We provided the chat application the full PHI laden fictional clinical note and it responded with a summary of the de-identified information:
That looks like a good de-identified summary, likely better than equivalent systems or manual methods used in clinical or research environments (speculation). Initially, I thought it was making up the “every other day”, “daily”, and “twice daily” details, as I didn’t see those in the fictional clinical note. However, after some investigation, I learned that those terms were the equivalent English meaning of the “q.o.d”, “q.d”, and “b.i.d”, Latin based abbreviations that medical doctors use. Clearly, I’m not a medical professional, and LLMs are smarter than I am 🤣. With that resolved, I believe the summary accurately captures the information from the original fictional clinical note and makes it easier to read. This type of clear, de-identified summarization could likely be useful to clinical research.
Conclusion
In this article, I provided examples of how a safety layer could be added to generative AI applications by serving as middleware between user-facing applications and backend LLMs.

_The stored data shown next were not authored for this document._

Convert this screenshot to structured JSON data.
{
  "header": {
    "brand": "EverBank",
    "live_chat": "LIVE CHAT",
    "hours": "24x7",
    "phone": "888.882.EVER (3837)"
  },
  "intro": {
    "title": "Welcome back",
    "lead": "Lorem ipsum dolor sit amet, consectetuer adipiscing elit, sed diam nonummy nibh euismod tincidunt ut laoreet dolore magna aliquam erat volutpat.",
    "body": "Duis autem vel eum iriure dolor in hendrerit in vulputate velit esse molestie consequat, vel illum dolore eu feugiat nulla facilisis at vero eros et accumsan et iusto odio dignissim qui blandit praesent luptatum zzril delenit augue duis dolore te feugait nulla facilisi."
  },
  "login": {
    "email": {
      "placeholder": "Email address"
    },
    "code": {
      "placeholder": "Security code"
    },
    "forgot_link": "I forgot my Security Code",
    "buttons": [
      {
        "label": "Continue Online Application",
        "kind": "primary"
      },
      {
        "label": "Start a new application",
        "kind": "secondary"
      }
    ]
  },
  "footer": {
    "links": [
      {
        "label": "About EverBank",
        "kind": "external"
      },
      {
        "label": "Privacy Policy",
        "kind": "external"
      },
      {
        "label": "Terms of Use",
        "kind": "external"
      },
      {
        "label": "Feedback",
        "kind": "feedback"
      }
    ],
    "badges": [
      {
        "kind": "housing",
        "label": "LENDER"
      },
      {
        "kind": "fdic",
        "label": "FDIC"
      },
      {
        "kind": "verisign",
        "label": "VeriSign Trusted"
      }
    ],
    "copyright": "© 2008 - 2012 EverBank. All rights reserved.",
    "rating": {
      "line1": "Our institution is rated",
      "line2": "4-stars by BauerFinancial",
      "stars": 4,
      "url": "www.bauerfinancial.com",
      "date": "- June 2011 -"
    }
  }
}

In practice, I’ve implemented both the toxicity and PHI-blocking features in the customized ChatGPT-like platform I personally use.
The toxicity filter works very well with minimal to no false positives. It has been enabled for several months on the system I use daily, and I can’t recall ever encountering a false positive.
The PHI detector, while effective at detecting personally identifiable information such as names, dates, addresses, phone numbers, and medical IDs, became annoying over time, so I disabled it for my general-purpose ChatGPT-like use cases, such as summarization, coding assistance, and document Q&A. It’s hard to avoid common entities like a person’s name (even historical figures), dates, or locations in such contexts. I think this method is best suited for specific use cases where data security is crucial, or when applied to tasks like de-identification and summarization of medical notes as shown in this article rather than to enforce a company policy in a general purpose chat application; there will be far too many false positives.